Human Hyperekplexic Mutations in Glycine Receptors Disinhibit the Brainstem by Hijacking GABA(A) Receptors

Hyperekplexia disease is usually caused by naturally occurring point mutations in glycine receptors (GlyRs). However, the γ-aminobutyric acid type A receptor (GABA(A)R) seems to be also involved regarding the therapeutic basis for hyperekplexia using benzodiazepines, which target GABA(A)Rs but not GlyRs. Here, we show that the function of GABA(A)Rs was significantly impaired in the hypoglossal nucleus of hyperekplexic transgenic mice. Such impairment appeared to be mediated by interaction between GABA(A)R and mutant GlyR. The GABA(A)R dysfunction was caused only by mutant GlyR consisting of homomeric α(1) subunits, which locate primarily at pre- and extra-synaptic sites.
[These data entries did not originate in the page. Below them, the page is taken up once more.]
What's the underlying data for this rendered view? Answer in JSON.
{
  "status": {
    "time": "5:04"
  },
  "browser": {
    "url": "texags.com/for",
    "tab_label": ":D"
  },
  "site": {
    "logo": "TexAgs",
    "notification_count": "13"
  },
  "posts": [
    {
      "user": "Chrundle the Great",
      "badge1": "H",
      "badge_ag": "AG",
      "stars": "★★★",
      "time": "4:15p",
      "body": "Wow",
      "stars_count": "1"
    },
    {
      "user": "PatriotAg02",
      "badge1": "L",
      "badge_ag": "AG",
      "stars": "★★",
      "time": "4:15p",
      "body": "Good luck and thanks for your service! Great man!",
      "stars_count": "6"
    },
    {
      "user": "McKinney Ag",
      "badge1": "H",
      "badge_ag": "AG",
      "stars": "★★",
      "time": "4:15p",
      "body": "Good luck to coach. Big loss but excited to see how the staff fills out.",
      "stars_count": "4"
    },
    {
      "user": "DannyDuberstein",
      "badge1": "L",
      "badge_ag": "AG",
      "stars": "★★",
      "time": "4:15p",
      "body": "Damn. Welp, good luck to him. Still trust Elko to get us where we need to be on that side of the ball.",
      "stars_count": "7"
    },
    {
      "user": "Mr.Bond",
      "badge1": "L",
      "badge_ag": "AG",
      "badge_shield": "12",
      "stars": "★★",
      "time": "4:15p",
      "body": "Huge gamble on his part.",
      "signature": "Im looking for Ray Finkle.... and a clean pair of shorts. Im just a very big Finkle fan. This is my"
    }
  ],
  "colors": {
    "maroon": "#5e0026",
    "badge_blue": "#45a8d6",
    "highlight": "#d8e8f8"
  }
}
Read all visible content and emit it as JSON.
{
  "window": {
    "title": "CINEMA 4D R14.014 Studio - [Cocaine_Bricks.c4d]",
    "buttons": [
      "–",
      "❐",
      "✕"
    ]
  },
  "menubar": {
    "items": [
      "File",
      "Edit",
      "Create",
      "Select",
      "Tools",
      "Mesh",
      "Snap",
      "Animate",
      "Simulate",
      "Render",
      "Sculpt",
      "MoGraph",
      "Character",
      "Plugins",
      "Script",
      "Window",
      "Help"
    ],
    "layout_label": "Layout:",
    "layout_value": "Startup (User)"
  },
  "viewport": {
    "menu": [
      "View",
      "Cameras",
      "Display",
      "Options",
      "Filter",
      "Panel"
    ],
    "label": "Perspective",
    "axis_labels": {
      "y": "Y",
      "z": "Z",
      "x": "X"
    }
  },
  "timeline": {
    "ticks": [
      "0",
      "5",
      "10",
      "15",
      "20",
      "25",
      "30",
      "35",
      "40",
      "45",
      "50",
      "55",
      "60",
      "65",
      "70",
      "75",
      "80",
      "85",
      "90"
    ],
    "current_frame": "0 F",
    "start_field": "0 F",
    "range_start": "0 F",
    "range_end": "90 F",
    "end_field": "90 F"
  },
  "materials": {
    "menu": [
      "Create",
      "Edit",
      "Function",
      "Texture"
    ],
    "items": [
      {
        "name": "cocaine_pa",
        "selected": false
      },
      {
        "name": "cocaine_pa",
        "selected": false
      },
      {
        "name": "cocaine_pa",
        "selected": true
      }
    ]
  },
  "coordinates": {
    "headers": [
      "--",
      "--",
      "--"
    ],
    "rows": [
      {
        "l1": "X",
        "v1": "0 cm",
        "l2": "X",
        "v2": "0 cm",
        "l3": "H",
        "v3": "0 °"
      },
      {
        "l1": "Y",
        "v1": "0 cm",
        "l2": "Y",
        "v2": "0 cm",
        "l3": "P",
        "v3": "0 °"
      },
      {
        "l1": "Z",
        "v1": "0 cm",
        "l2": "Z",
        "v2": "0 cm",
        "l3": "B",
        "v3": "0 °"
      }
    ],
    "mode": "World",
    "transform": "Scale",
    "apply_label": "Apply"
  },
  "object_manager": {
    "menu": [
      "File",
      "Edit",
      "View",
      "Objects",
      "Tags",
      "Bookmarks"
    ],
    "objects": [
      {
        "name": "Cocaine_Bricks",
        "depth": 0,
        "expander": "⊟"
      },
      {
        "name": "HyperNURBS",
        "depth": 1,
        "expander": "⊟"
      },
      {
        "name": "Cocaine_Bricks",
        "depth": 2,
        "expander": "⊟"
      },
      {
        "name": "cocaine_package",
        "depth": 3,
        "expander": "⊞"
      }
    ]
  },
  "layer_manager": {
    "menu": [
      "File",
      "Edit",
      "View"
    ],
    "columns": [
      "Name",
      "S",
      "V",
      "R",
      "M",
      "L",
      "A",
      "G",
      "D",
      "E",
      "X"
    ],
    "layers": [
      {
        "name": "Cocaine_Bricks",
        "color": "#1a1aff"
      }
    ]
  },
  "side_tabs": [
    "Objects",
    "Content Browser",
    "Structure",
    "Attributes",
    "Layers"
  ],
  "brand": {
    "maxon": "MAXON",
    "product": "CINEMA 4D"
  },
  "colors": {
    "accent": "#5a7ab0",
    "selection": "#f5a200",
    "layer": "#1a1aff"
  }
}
In addition, the rescue effects of diazepam were attenuated by Xli-093, which specifically blocked diazepam-induced potentiation on α(5)-containing GABA(A)R, a major form of pre- and extra-synaptic GABA(A)R in the brainstem. Thus, our results suggest that the pre- and extra-synaptic GABA(A)Rs could be a potential therapeutic target for hyperekplexia disease caused by GlyR mutations.